The given function is a composite function of the form $f\left( g\left( h\left( x \right) \right) \right)$ .
Now we know that to differentiate a composite function we use chain rule of differentiation.
Now using chain rule of differentiation we have $\dfrac{d\left( f\left( g\left( x \right) \right) \right)}{dx}=f'\left( g\left( x \right) \right).g'\left( x \right)$ where $f'\left( x \right)=\dfrac{d\left( f\left( x \right) \right)}{dx}$ .
Now in the above function we have $f\left( x \right)=\ln x$, $g\left( x \right)=={{x}^{\dfrac{1}{2}}}$ and $h\left( x \right)={{x}^{2}}+1$.
Now consider $f\left( x \right)=\ln x$
Now we know that the differentiation of $\ln x$ is given by $\dfrac{1}{x}$ .
Hence we have $f'\left( x \right)=\dfrac{1}{x}$ .
Now consider $g\left( x \right)={{x}^{\dfrac{1}{2}}}$
Now differentiating we get, $g'\left( x \right)=\dfrac{1}{2{{x}^{\dfrac{1}{2}}}}$
And since $h\left( x \right)={{x}^{2}}+1$ we have $h'\left( x \right)=2x$ .
Now according to chain rule we have differentiation of the function $f\left( g\left( h\left( x \right) \right) \right)$ as
$\Rightarrow f'\left( g\left( h\left( x \right) \right) \right)g'\left( h\left( x \right) \right).h'\left( x \right)$
Hence on substituting the values in the given formula we have,
$\Rightarrow \dfrac{1}{{{\left( {{x}^{2}}+1 \right)}^{\dfrac{1}{2}}}}.\dfrac{1}{2{{\left( {{x}^{2}}+1 \right)}^{\dfrac{1}{2}}}}.\left( 2x \right)$
Now we know that ${{x}^{m}}{{x}^{n}}={{x}^{m+n}}$ . Hence using this and simplifying we get,
$\Rightarrow \dfrac{x}{{{x}^{2}}+1}$
Hence the differentiation of the given function is given by $\dfrac{x}{{{x}^{2}}+1}$.
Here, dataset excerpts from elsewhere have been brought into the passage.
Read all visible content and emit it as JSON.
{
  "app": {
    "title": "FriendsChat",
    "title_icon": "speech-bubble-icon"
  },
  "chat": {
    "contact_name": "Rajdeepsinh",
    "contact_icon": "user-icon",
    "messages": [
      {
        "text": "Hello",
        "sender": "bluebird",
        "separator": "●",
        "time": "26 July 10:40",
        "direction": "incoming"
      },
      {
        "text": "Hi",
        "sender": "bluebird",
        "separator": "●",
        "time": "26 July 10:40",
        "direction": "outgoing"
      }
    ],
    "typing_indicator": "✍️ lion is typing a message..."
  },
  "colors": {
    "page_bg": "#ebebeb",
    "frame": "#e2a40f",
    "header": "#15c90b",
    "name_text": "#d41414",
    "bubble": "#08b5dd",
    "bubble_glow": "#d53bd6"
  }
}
Note: Now note that we can use chain rule for a complete series of composition of function. The formula for chain rule is $\dfrac{d\left( f\left( g\left( x \right) \right) \right)}{dx}=f'\left( g\left( x \right) \right).g'\left( x \right)$. Hence when we have a series of compositions we will use this formula inductively to find the formula for n number of compositions. Hence we get differentiation of the function $f\left( g\left( h\left( x \right) \right) \right)$ as
$f'\left( g\left( h\left( x \right) \right) \right)g'\left( h\left( x \right) \right).h'\left( x \right)$ . Also note that composition is not multiplication of the functions.